Why Australia needs a new container terminal
Australia’s Port of Newcastle has recently embarked on an ambitious diversification strategy to expand and grow its trade. One component of this diversification is developing a container terminal.
Container throughput at the port is currently limited. Most containers from within Port of Newcastle’s catchment area ship through ports in Sydney or Brisbane, adding to supply chain costs and reducing efficiency, said Port of Newcastle executive manager customer and strategic development Ian Doherty.
Mr Doherty said “The port is developing the most productive, fully-automated and low-carbon container terminal in Australia, growing to manage 2M TEU a year within 20 years. The port already has the land, a deep channel and rail connections able to bring 1.5 km trains right to the berth to load and unload containers. That is more than twice the length of the trains servicing Port Botany in Sydney.”
There is strong interest in this opportunity from a number of globally-significant port operators, demonstrating the economic viability of the port’s plans to diversify in this area. Australia must remain a genuine player in global trade.
Mr Doherty pointed out why the port wants to build the container terminal. “International shipping lines are increasingly… building ultra-large container vessels that carry 14,000 to 18,000 TEU. These ships cannot be accommodated at the existing east coast ports.” However, Port of Newcastle has the channel depth and landside capacity to handle these larger ships through its planned container terminal.

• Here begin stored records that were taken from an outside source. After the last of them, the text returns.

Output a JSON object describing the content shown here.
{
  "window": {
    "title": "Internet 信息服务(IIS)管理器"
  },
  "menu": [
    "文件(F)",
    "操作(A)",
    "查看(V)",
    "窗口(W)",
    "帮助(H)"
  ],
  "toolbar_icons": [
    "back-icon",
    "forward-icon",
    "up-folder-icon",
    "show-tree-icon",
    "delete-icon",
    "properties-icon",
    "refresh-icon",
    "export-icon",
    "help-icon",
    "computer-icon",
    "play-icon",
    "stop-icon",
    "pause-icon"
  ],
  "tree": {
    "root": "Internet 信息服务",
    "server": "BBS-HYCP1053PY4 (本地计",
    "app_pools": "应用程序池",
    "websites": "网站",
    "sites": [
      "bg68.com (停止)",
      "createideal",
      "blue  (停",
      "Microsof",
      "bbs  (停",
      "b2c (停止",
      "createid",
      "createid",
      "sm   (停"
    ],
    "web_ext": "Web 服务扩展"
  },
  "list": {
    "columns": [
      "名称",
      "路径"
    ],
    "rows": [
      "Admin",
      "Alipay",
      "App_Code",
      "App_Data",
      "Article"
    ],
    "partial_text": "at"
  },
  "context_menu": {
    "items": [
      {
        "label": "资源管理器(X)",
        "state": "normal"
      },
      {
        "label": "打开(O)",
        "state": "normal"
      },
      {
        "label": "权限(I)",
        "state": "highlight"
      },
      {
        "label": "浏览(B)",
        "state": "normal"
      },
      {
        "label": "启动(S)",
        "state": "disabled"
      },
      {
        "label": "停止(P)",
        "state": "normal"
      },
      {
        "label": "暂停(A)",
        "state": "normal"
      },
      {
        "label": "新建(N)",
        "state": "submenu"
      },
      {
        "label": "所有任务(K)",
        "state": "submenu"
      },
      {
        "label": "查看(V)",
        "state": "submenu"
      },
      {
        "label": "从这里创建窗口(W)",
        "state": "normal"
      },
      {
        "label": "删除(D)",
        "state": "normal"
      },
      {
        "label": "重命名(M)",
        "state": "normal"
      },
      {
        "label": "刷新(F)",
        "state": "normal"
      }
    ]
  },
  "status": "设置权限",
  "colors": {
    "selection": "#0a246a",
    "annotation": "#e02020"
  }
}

He added “Exporting and importing businesses across New South Wales rely on a congested and unpredictable transport network when shipping their goods through Port Botany in Sydney. Some freight moves through more distant ports in Brisbane, Adelaide or Melbourne. All of these routes are inefficient and not cost-effective for businesses competing in price-sensitive markets. A new container facility at the Port of Newcastle could not just lower transport costs but also improve efficiency and enhance reliability of delivery.”